Mais Molcho hésite. « Un sourire extérieur n’est pas la même chose qu’un sourire intérieur. La plupart du temps, je fais semblant parce que je comprends que je n’ai pas le choix. Il y a de nombreuses fois où je m’effondre. Je ne peux pas vous dire combien de fois j’ai pleuré dans les toilettes et personne ne le sait.

Après trois mois, Adi est rentré chez lui. Comme pour les autres, les événements marquants comme les anniversaires sont annonciateurs d’un type d’angoisse unique, mais pour Adi, ce sont les moments banals qui font le plus mal. Elle n’est pas encore allée faire les courses ni cuisiner, expliquant qu’ils faisaient tout ensemble. La première fois qu’elle a raccroché le linge – seulement pour trouver une de ses chemises égarées – ou la première fois qu’elle a coupé des légumes ont été des moments particulièrement déchirants. « Toute notre vie a été remplie de ces petits rituels », a-t-elle déclaré.

Un autre rituel, plus important, était celui d’assister aux manifestations hebdomadaires contre les projets de réforme judiciaire du gouvernement. Depuis la mort de son mari, Adi ne regarde plus les informations et s’éloigne de la politique. Néanmoins, début septembre, elle s’est jointe à des dizaines de milliers de personnes dans la rue pour exiger que le gouvernement conclue un accord d’otages après que les corps de six otages, qui avaient été exécutés par le Hamas, aient été découverts dans un tunnel à Rafah.

« Il y a eu un discours sur le retour de tout le monde dans des cercueils et je me suis soudain rendu compte que je faisais partie de ce contre quoi ils protestaient », a-t-elle déclaré. «C’est une réalisation horrible. J’ai l’habitude de rester là avec Gilad, sans penser à son retour dans un cercueil. Comment est-ce possible ?

Son désir pour Gilad ne fait que se renforcer avec le temps, dit-elle, mais inversement, elle se retrouve capable de fonctionner pendant de plus longues périodes.

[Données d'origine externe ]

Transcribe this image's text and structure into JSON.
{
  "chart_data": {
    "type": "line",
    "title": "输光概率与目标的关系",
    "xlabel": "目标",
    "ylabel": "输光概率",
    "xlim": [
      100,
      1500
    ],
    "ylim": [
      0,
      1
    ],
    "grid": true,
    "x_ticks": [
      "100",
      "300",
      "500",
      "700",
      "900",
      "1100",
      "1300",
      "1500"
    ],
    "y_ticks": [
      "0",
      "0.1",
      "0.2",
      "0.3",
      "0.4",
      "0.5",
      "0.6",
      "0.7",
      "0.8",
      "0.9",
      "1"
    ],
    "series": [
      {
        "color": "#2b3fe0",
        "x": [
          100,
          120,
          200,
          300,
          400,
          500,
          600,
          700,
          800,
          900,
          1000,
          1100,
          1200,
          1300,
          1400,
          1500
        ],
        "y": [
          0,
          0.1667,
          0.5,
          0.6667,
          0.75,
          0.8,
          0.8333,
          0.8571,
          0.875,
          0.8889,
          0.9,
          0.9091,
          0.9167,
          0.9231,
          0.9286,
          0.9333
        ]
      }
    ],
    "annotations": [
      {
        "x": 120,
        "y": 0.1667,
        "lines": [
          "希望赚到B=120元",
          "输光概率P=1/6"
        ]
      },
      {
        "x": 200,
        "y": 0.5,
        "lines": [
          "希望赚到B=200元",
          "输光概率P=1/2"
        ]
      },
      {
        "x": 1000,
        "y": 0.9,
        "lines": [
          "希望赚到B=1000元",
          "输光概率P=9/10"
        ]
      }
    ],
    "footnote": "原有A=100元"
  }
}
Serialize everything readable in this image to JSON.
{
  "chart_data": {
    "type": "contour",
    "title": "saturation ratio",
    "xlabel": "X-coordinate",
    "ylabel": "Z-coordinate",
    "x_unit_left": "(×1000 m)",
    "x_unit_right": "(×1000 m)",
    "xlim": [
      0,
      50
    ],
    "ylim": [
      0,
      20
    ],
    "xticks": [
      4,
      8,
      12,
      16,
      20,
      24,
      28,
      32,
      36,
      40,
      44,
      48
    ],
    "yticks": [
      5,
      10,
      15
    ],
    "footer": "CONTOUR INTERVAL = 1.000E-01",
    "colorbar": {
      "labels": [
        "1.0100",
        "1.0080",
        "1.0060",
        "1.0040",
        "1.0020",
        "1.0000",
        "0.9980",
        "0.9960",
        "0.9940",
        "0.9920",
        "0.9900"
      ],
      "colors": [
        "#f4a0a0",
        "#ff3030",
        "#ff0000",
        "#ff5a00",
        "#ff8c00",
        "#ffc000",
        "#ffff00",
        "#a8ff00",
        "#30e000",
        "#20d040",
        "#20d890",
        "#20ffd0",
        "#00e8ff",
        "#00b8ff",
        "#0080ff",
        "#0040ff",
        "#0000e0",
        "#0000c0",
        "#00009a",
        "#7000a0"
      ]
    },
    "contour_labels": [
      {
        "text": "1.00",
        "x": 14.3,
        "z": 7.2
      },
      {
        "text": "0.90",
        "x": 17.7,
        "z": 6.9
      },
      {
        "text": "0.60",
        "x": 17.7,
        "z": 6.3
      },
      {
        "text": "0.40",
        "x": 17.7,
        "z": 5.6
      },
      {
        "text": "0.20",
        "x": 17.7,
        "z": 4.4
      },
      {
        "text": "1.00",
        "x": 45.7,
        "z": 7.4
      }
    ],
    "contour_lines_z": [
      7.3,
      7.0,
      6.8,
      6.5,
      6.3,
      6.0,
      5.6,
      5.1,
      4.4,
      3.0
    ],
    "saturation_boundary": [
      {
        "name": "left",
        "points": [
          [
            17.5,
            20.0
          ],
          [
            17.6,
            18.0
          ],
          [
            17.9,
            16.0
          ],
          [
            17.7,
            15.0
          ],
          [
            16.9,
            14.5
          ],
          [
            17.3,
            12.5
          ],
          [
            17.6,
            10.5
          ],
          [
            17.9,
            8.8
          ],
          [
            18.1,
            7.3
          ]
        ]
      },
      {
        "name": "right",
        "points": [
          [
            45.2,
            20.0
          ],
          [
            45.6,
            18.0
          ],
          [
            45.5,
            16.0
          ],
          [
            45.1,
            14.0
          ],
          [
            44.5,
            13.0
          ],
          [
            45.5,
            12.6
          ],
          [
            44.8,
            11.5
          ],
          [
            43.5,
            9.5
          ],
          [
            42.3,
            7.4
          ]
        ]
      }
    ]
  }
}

Dans ses pires jours, elle appelle son frère, commandant de compagnie qui combat actuellement à Gaza, lorsqu’il est en permission. «Je lui crie : ‘Je ne peux pas gérer cette douleur’», a-t-elle déclaré. « Mais une heure plus tard, je vais me relever et faire quelque chose. Parce qu’il n’y a pas le choix. Nous devons continuer.

Adi attend de tomber enceinte jusqu’à ce qu’elle se sente plus forte émotionnellement, mais elle a dit qu’elle espère commencer le processus dans les mois à venir.

Les jours entourant cet anniversaire ont apporté un sentiment de régression, mais elle tient bon – pour Gilad et pour les futurs enfants qu’ils espéraient avoir.

« Je me dis : Gilad ne me permet pas de mourir », dit-elle. « Si je vis, je dois le faire correctement. Vivre sans vivre n’en vaut pas la peine.